Irise joined them the next afternoon, litter-borne between two horses. She was happy, winsome, and paralyzed, a confusing mix to the Northerners, and she chattered delightedly with anyone who stopped by her pallet. It was only her right arm that wasn’t working, the blow to her back having severed or impaired the nerves to that area, and she laughingly pointed out how shrunken her tiny little biceps were on that side.
“I can’t tell much difference,” Loren admitted to Ari out of earshot. Ari just smiled benignly. His mind couldn’t really understand what had happened in the meadow last night, but his heart was at greater peace than he’d ever known. It wasn’t like his life had changed; it was just that he understood it better. Like he was standing above it somehow, watching someone else live it out. Overwhelmed with the forgiveness, the acceptance that he’d been given, he sort of helplessly gave it back in the form of fond affection for those around him.
It was obvious to even the most uninitia
ted in the arts of war that those around him were now in preparation for it. There was enough weaponry spread over the meadow to fill a castle armory, and every single Whiteblade not on guard duty was bent over her collection, polishing and sharpening anything steel, tightening bindings, replacing lacings, stringing fresh bowstring. Several of the white scabbards, startlingly bright amongst all the steel and leather, were in sight, but none of the swords were ever drawn. Sylvar even refused Loren flat-out when he asked to see it.
“They’re not toys,” she told him, her cheerful voice implacable. “Nor are they drawn but in grave need.”
“Are they really white?” Loren asked Banion. Inspired by all the activity and bored out of their skulls, most of the northern group had their own relatively scant collection out, bending over it attentively with sharpening stones and oiled cloth.
“Legend has it there’s a whitish sheen to them,” he allowed, “but it’s probably just a hyper-reflectivity. It’s easy to do, just change the proportion of the steel alloy—but it weakens the blade.” He scowled disapprovingly and Ari and Loren shared a look.
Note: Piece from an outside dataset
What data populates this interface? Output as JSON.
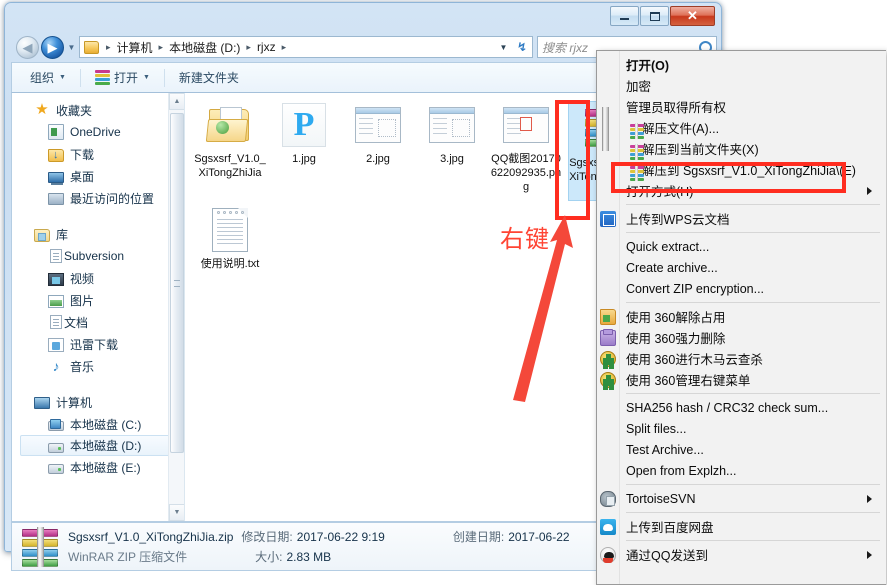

It went without saying that there was nothing worse than a Weak Blade.
“Nonsense,” Melkin growled and the boys turned to look at him in surprise. He wasn’t talking to them, however. Wasn’t even looking at them. He was seated a few yards away with Rowena, the healer, deep in some discussion. Her face was a study of tranquil beauty, even while putting a razor edge on a wicked-looking dirk.
“How can it be nonsense,” Ari heard her ask him, voice gentle and practical, “when there is evidence of it in your own life?” Melkin stared hard at her—granted, not an unpleasant pastime—and Ari had to strain to hear her say quietly, “How else do you explain how a lonely young boy, drawn to the wilderness to avoid the disappointments of growing up, should become so captivated by the wild creatures that lived there, should set his hungry heart so unshakably on the companionship of the great Warwolves? Should revere them so much that his life would entwine with theirs, so that he would even face the foolishness of the Imperial government just to be at their sides? Should turn back to them with a thousand times stronger ardor when his sole human companionship was taken early from him? Should know them so well that their instincts would become his, that their wordless, unreasoning knowledge would drive him across the world in a hunt that he barely understood to come at just the right moment to a critical meeting of the Dark and the Light?”